Like on YouTube there was a 3-year-old diagnosed with autism who also got diagnosed with OCD (not saying OCD is an autism symptom but the behaviours he was showing seemed more like autistic behaviours than OCD so might as well have just put it down to part of his autism, given his young age). He couldn't eat a yoghurt if the whole lid wasn't completely off, and he got stressed about it and refused to eat the yoghurt until all of the lid was removed.
The mother videoing it said that's why he was diagnosed with OCD, but the way I see it, I don't think it's fair to lumber too many diagnoses on a 3-year-old. If a 3-year-old seemed NT but had that same behaviour then yes, it could just be OCD. But given the toddler was autistic then this 'OCD' behaviour was more likely just part of his autism.
When you're having a nice, peaceful meal in a serene, mature restaurant, and then in comes a family containing 4 kids all under the age of 4, sitting on the table next to you and then it's all chaos.
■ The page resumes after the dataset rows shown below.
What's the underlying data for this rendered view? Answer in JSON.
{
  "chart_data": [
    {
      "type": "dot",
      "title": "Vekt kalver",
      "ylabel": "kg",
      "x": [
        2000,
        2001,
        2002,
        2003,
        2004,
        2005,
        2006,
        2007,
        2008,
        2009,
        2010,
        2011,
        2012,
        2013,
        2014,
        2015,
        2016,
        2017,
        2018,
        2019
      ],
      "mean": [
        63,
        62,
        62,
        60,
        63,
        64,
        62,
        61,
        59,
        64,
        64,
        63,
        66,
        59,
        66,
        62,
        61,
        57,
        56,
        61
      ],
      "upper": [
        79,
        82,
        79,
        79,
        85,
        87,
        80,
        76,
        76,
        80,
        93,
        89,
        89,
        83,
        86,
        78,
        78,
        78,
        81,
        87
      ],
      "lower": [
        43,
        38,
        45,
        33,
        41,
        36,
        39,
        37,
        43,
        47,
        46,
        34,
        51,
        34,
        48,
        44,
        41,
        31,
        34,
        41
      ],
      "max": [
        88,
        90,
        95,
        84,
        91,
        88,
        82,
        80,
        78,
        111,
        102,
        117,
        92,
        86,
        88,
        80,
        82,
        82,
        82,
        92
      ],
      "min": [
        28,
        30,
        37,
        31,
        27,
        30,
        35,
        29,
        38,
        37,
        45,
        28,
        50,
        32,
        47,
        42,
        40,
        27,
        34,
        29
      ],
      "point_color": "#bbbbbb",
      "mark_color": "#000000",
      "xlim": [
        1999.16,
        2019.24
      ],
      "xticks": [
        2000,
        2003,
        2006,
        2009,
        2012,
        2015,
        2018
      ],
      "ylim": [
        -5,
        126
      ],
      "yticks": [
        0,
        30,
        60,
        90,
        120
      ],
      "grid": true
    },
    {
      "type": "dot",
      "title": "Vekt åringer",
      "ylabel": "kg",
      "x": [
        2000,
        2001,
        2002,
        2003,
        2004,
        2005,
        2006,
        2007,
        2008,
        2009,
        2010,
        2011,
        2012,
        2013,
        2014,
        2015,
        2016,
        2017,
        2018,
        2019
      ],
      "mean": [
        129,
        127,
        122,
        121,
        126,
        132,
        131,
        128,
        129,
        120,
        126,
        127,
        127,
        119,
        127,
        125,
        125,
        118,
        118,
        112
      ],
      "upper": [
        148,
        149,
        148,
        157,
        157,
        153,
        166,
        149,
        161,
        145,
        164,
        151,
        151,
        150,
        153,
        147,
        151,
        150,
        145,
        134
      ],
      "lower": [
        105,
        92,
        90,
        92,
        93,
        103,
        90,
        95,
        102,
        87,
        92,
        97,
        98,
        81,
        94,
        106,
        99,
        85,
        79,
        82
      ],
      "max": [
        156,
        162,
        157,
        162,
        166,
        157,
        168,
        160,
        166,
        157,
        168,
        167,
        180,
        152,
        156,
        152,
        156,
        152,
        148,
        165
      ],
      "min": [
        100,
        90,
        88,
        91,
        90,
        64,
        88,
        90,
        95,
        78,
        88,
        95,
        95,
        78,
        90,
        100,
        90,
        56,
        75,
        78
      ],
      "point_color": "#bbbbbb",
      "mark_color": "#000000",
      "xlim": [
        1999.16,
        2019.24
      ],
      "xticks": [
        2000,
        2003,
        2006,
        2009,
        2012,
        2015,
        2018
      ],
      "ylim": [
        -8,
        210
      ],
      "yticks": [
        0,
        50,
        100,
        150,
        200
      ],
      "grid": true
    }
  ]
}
I think some restaurants should be adults-only, just so we can go out and enjoy a lunch without having to put up with screaming babies and obnoxious toddlers right in your ear. Yes, I can tolerate small children if they're well-behaved and predictable, as some are. But most are like wild animals that cannot be consoled or tamed. They might as well bring a wild baboon into the restaurant and seat it on the table next to you.